While the coin is, theoretically, viable as a payment tool, its limitations mean that daily usage is not necessarily the end goal for the asset. As well as price volatility, BTC’s tax definition as property in some jurisdictions — meaning that users have to calculate gains and losses for each payment or buy in Bitcoin — renders it impractical for many payments.
Fidelity says that users should be aware that the BTC’s design has prioritized aspects including decentralization, finite supply and immutable settlement. These should be valued on their own terms, with the acceptance that they come with downsides on the daily transactions front.

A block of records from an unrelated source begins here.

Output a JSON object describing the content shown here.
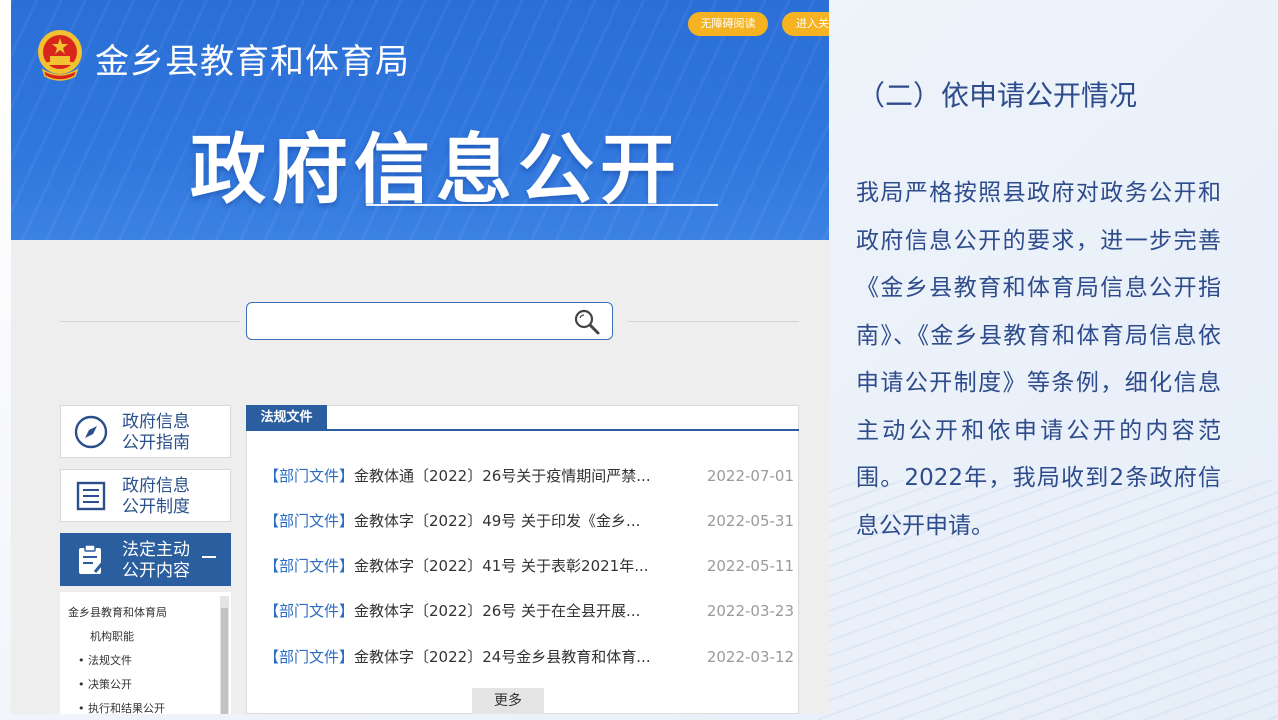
{
  "slide": {
    "heading": "（二）依申请公开情况",
    "body": "我局严格按照县政府对政务公开和政府信息公开的要求，进一步完善《金乡县教育和体育局信息公开指南》、《金乡县教育和体育局信息依申请公开制度》等条例，细化信息主动公开和依申请公开的内容范围。2022年，我局收到2条政府信息公开申请。"
  },
  "website": {
    "site_title": "金乡县教育和体育局",
    "accessibility_label": "无障碍阅读",
    "enter_label": "进入关",
    "banner_title": "政府信息公开",
    "search": {
      "placeholder": ""
    },
    "sidebar": [
      {
        "label": "政府信息\n公开指南",
        "icon": "compass-icon"
      },
      {
        "label": "政府信息\n公开制度",
        "icon": "list-icon"
      },
      {
        "label": "法定主动\n公开内容",
        "icon": "document-edit-icon"
      }
    ],
    "tree": {
      "root": "金乡县教育和体育局",
      "items": [
        "机构职能",
        "法规文件",
        "决策公开",
        "执行和结果公开"
      ]
    },
    "laws": {
      "tab_label": "法规文件",
      "rows": [
        {
          "tag": "【部门文件】",
          "title": "金教体通〔2022〕26号关于疫情期间严禁...",
          "date": "2022-07-01"
        },
        {
          "tag": "【部门文件】",
          "title": "金教体字〔2022〕49号 关于印发《金乡...",
          "date": "2022-05-31"
        },
        {
          "tag": "【部门文件】",
          "title": "金教体字〔2022〕41号 关于表彰2021年...",
          "date": "2022-05-11"
        },
        {
          "tag": "【部门文件】",
          "title": "金教体字〔2022〕26号 关于在全县开展...",
          "date": "2022-03-23"
        },
        {
          "tag": "【部门文件】",
          "title": "金教体字〔2022〕24号金乡县教育和体育...",
          "date": "2022-03-12"
        }
      ],
      "more_label": "更多"
    },
    "colors": {
      "banner": "#2f76dd",
      "accent_orange": "#f6b321",
      "nav_blue": "#2a5e9e",
      "tag_blue": "#2a6cc3"
    }
  }
}
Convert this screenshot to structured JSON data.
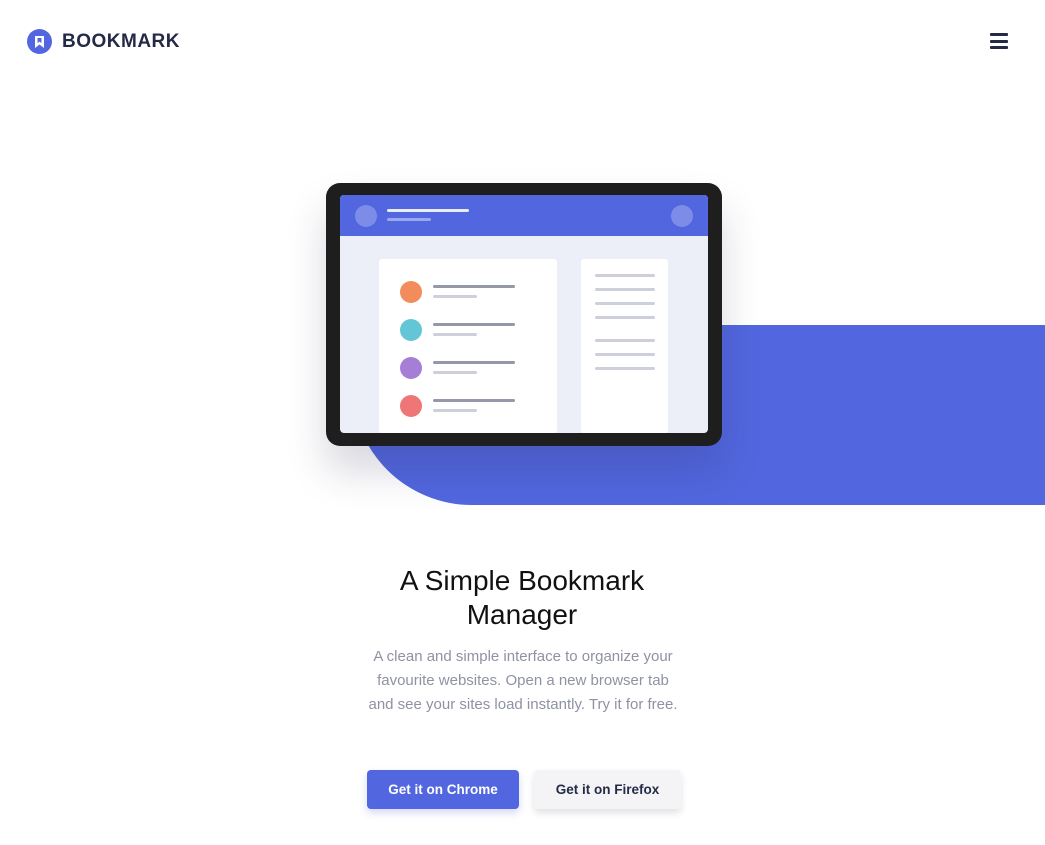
{
  "header": {
    "brand": "BOOKMARK",
    "logo_icon": "bookmark-icon",
    "menu_icon": "hamburger-menu-icon"
  },
  "hero": {
    "title": "A Simple Bookmark Manager",
    "description": "A clean and simple interface to organize your favourite websites. Open a new browser tab and see your sites load instantly. Try it for free.",
    "illustration": "tablet-bookmark-app-illustration"
  },
  "buttons": {
    "chrome_label": "Get it on Chrome",
    "firefox_label": "Get it on Firefox"
  },
  "colors": {
    "primary": "#5267df",
    "dark": "#242a45",
    "muted": "#8e92a3",
    "item_colors": [
      "#f28c5b",
      "#63c6d6",
      "#a57fd6",
      "#ee7676"
    ]
  }
}
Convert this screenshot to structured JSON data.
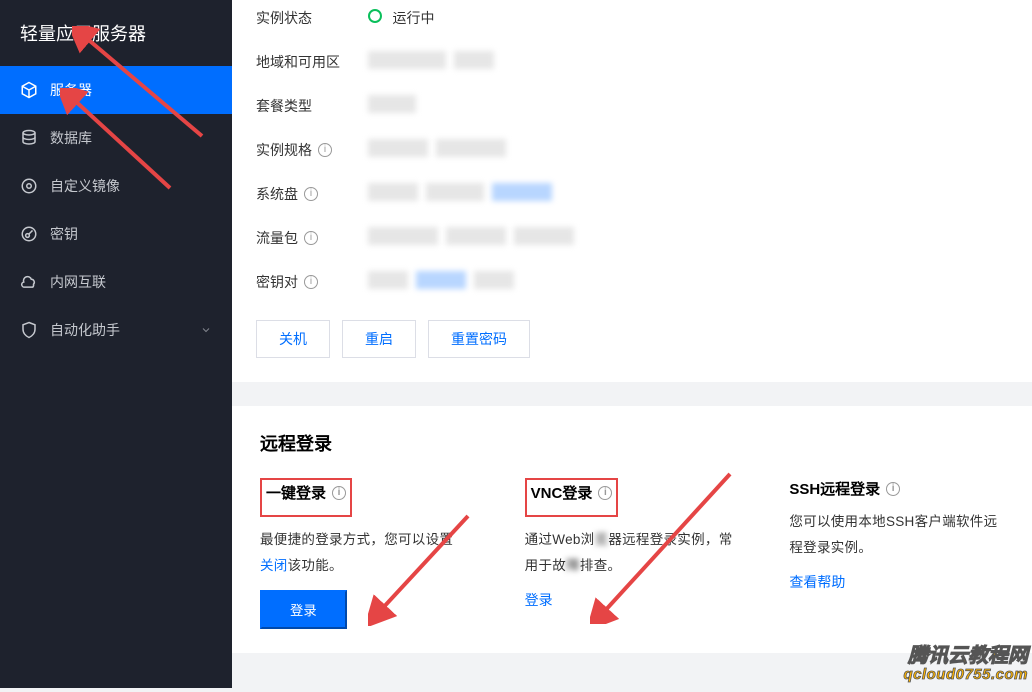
{
  "sidebar": {
    "title": "轻量应用服务器",
    "items": [
      {
        "label": "服务器",
        "icon": "cube",
        "active": true
      },
      {
        "label": "数据库",
        "icon": "database",
        "active": false
      },
      {
        "label": "自定义镜像",
        "icon": "disc",
        "active": false
      },
      {
        "label": "密钥",
        "icon": "key",
        "active": false
      },
      {
        "label": "内网互联",
        "icon": "cloud",
        "active": false
      },
      {
        "label": "自动化助手",
        "icon": "shield",
        "active": false,
        "hasChevron": true
      }
    ]
  },
  "details": {
    "rows": [
      {
        "label": "实例状态",
        "type": "status",
        "value": "运行中"
      },
      {
        "label": "地域和可用区",
        "type": "blur"
      },
      {
        "label": "套餐类型",
        "type": "blur"
      },
      {
        "label": "实例规格",
        "type": "blur",
        "info": true
      },
      {
        "label": "系统盘",
        "type": "blur",
        "info": true
      },
      {
        "label": "流量包",
        "type": "blur",
        "info": true
      },
      {
        "label": "密钥对",
        "type": "blur",
        "info": true
      }
    ],
    "buttons": {
      "shutdown": "关机",
      "restart": "重启",
      "resetPassword": "重置密码"
    }
  },
  "remote": {
    "heading": "远程登录",
    "oneClick": {
      "title": "一键登录",
      "descPrefix": "最便捷的登录方式，您可以设置",
      "closeLink": "关闭",
      "descSuffix": "该功能。",
      "button": "登录"
    },
    "vnc": {
      "title": "VNC登录",
      "descA": "通过Web浏",
      "descB": "器远程登录实例，常用于故",
      "descC": "排查。",
      "link": "登录"
    },
    "ssh": {
      "title": "SSH远程登录",
      "desc": "您可以使用本地SSH客户端软件远程登录实例。",
      "link": "查看帮助"
    }
  },
  "watermark": {
    "line1": "腾讯云教程网",
    "line2": "qcloud0755.com"
  }
}
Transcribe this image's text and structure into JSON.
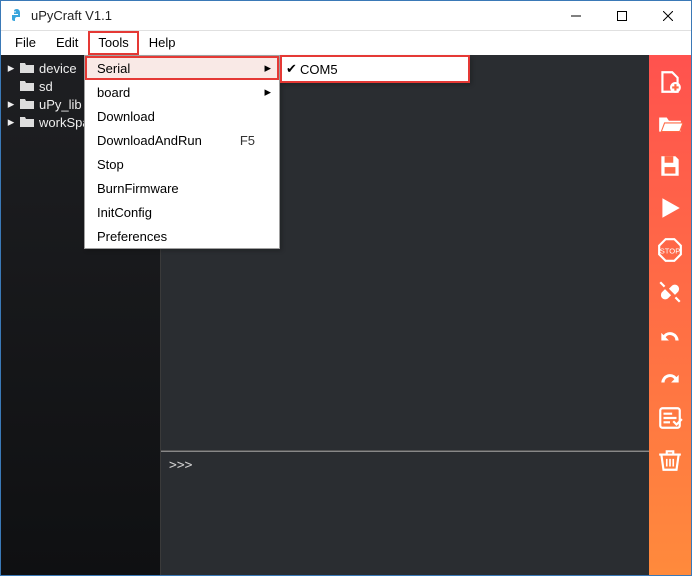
{
  "titlebar": {
    "title": "uPyCraft V1.1"
  },
  "menubar": {
    "items": [
      {
        "label": "File"
      },
      {
        "label": "Edit"
      },
      {
        "label": "Tools"
      },
      {
        "label": "Help"
      }
    ]
  },
  "sidebar": {
    "items": [
      {
        "label": "device"
      },
      {
        "label": "sd"
      },
      {
        "label": "uPy_lib"
      },
      {
        "label": "workSpace"
      }
    ]
  },
  "tools_menu": {
    "items": [
      {
        "label": "Serial",
        "submenu": true
      },
      {
        "label": "board",
        "submenu": true
      },
      {
        "label": "Download"
      },
      {
        "label": "DownloadAndRun",
        "shortcut": "F5"
      },
      {
        "label": "Stop"
      },
      {
        "label": "BurnFirmware"
      },
      {
        "label": "InitConfig"
      },
      {
        "label": "Preferences"
      }
    ]
  },
  "serial_submenu": {
    "items": [
      {
        "label": "COM5",
        "checked": true
      }
    ]
  },
  "console": {
    "prompt": ">>>"
  },
  "right_toolbar": {
    "icons": [
      "new-file-icon",
      "open-file-icon",
      "save-icon",
      "run-icon",
      "stop-icon",
      "connect-icon",
      "undo-icon",
      "redo-icon",
      "syntax-check-icon",
      "clear-icon"
    ]
  },
  "colors": {
    "highlight_border": "#e53935",
    "toolbar_gradient_top": "#ff524e",
    "toolbar_gradient_bottom": "#ff8a3c",
    "editor_bg": "#2a2d31"
  }
}
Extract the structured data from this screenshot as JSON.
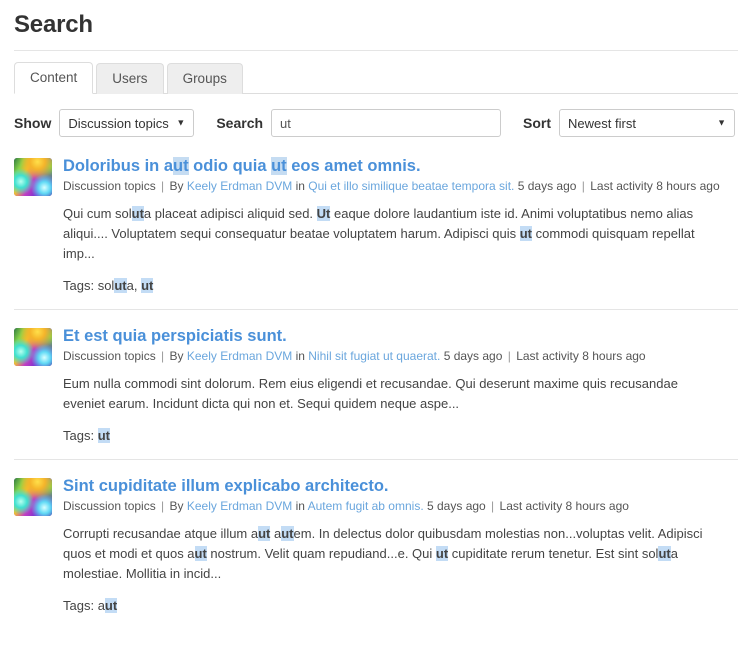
{
  "page": {
    "title": "Search"
  },
  "tabs": [
    {
      "label": "Content",
      "active": true
    },
    {
      "label": "Users",
      "active": false
    },
    {
      "label": "Groups",
      "active": false
    }
  ],
  "filters": {
    "show_label": "Show",
    "show_value": "Discussion topics",
    "show_options": [
      "Discussion topics"
    ],
    "search_label": "Search",
    "search_value": "ut",
    "search_placeholder": "",
    "sort_label": "Sort",
    "sort_value": "Newest first",
    "sort_options": [
      "Newest first"
    ],
    "caret_icon": "chevron-down-icon"
  },
  "colors": {
    "link": "#4a90d9",
    "meta_link": "#6aa6dd",
    "highlight_bg": "#c3dcf5",
    "divider": "#e5e5e5",
    "tab_inactive_bg": "#eeeeee"
  },
  "results": [
    {
      "title_parts": [
        {
          "t": "Doloribus in a",
          "hl": false
        },
        {
          "t": "ut",
          "hl": true
        },
        {
          "t": " odio quia ",
          "hl": false
        },
        {
          "t": "ut",
          "hl": true
        },
        {
          "t": " eos amet omnis.",
          "hl": false
        }
      ],
      "title_plain": "Doloribus in aut odio quia ut eos amet omnis.",
      "meta": {
        "type": "Discussion topics",
        "by_label": "By",
        "author": "Keely Erdman DVM",
        "in_label": "in",
        "container": "Qui et illo similique beatae tempora sit.",
        "posted": "5 days ago",
        "activity": "Last activity 8 hours ago"
      },
      "snippet_parts": [
        {
          "t": "Qui cum sol",
          "hl": false
        },
        {
          "t": "ut",
          "hl": true
        },
        {
          "t": "a placeat adipisci aliquid sed. ",
          "hl": false
        },
        {
          "t": "Ut",
          "hl": true
        },
        {
          "t": " eaque dolore laudantium iste id. Animi voluptatibus nemo alias aliqui.... Voluptatem sequi consequatur beatae voluptatem harum. Adipisci quis ",
          "hl": false
        },
        {
          "t": "ut",
          "hl": true
        },
        {
          "t": " commodi quisquam repellat imp...",
          "hl": false
        }
      ],
      "snippet_plain": "Qui cum soluta placeat adipisci aliquid sed. Ut eaque dolore laudantium iste id. Animi voluptatibus nemo alias aliqui.... Voluptatem sequi consequatur beatae voluptatem harum. Adipisci quis ut commodi quisquam repellat imp...",
      "tags_label": "Tags:",
      "tags_parts": [
        {
          "t": " sol",
          "hl": false
        },
        {
          "t": "ut",
          "hl": true
        },
        {
          "t": "a, ",
          "hl": false
        },
        {
          "t": "ut",
          "hl": true
        }
      ],
      "tags_plain": "soluta, ut",
      "avatar_icon": "avatar-thumbnail"
    },
    {
      "title_parts": [
        {
          "t": "Et est quia perspiciatis sunt.",
          "hl": false
        }
      ],
      "title_plain": "Et est quia perspiciatis sunt.",
      "meta": {
        "type": "Discussion topics",
        "by_label": "By",
        "author": "Keely Erdman DVM",
        "in_label": "in",
        "container": "Nihil sit fugiat ut quaerat.",
        "posted": "5 days ago",
        "activity": "Last activity 8 hours ago"
      },
      "snippet_parts": [
        {
          "t": "Eum nulla commodi sint dolorum. Rem eius eligendi et recusandae. Qui deserunt maxime quis recusandae eveniet earum. Incidunt dicta qui non et. Sequi quidem neque aspe...",
          "hl": false
        }
      ],
      "snippet_plain": "Eum nulla commodi sint dolorum. Rem eius eligendi et recusandae. Qui deserunt maxime quis recusandae eveniet earum. Incidunt dicta qui non et. Sequi quidem neque aspe...",
      "tags_label": "Tags:",
      "tags_parts": [
        {
          "t": " ",
          "hl": false
        },
        {
          "t": "ut",
          "hl": true
        }
      ],
      "tags_plain": "ut",
      "avatar_icon": "avatar-thumbnail"
    },
    {
      "title_parts": [
        {
          "t": "Sint cupiditate illum explicabo architecto.",
          "hl": false
        }
      ],
      "title_plain": "Sint cupiditate illum explicabo architecto.",
      "meta": {
        "type": "Discussion topics",
        "by_label": "By",
        "author": "Keely Erdman DVM",
        "in_label": "in",
        "container": "Autem fugit ab omnis.",
        "posted": "5 days ago",
        "activity": "Last activity 8 hours ago"
      },
      "snippet_parts": [
        {
          "t": "Corrupti recusandae atque illum a",
          "hl": false
        },
        {
          "t": "ut",
          "hl": true
        },
        {
          "t": " a",
          "hl": false
        },
        {
          "t": "ut",
          "hl": true
        },
        {
          "t": "em. In delectus dolor quibusdam molestias non...voluptas velit. Adipisci quos et modi et quos a",
          "hl": false
        },
        {
          "t": "ut",
          "hl": true
        },
        {
          "t": " nostrum. Velit quam repudiand...e. Qui ",
          "hl": false
        },
        {
          "t": "ut",
          "hl": true
        },
        {
          "t": " cupiditate rerum tenetur. Est sint sol",
          "hl": false
        },
        {
          "t": "ut",
          "hl": true
        },
        {
          "t": "a molestiae. Mollitia in incid...",
          "hl": false
        }
      ],
      "snippet_plain": "Corrupti recusandae atque illum aut autem. In delectus dolor quibusdam molestias non...voluptas velit. Adipisci quos et modi et quos aut nostrum. Velit quam repudiand...e. Qui ut cupiditate rerum tenetur. Est sint soluta molestiae. Mollitia in incid...",
      "tags_label": "Tags:",
      "tags_parts": [
        {
          "t": " a",
          "hl": false
        },
        {
          "t": "ut",
          "hl": true
        }
      ],
      "tags_plain": "aut",
      "avatar_icon": "avatar-thumbnail"
    }
  ]
}
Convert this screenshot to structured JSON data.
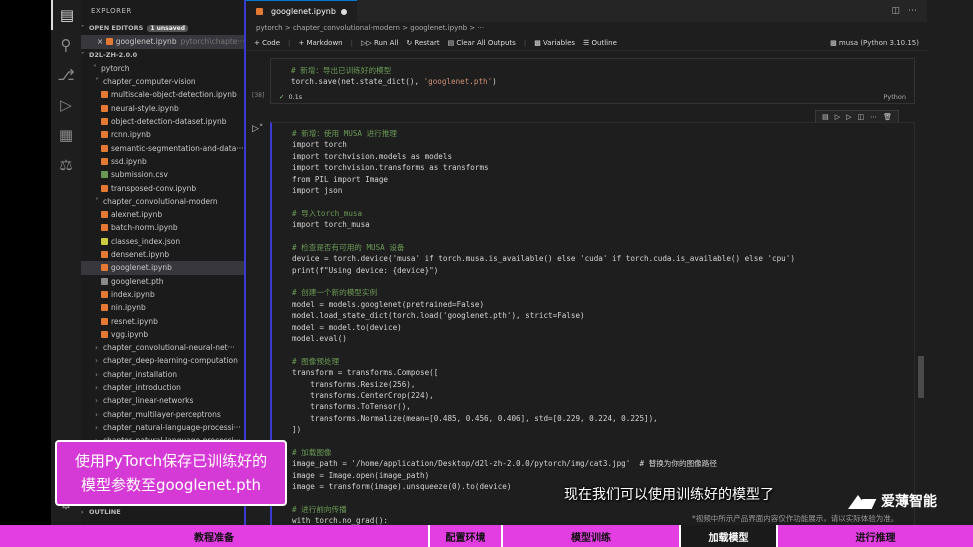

Fidelity tackles the criticism that the coin’s high volatility compromises its use as a store of value. Here, Fidelity again reframes the terms of the criticism, noting that volatility is the price paid for an “intervention resistant market”:
“No central bank or government can step in to support or prop up markets and artificially subdue volatility. Bitcoin’s volatility is a trade-off for a distortion-free market. True price discovery accompanied by volatility might be preferable to artificial stability if it results in distorted markets that may break down without intervention.”
Fidelity provides more detailed arguments surrounding volatility as well, relating it to the asset’s “perfectly inelastic supply.”
The rest of six criticisms tackled in the blog post are environmental wastefulness, Bitcoin’s use for illicit activity, the asset “not being backed by anything,” and its potential overtaking by a competitor.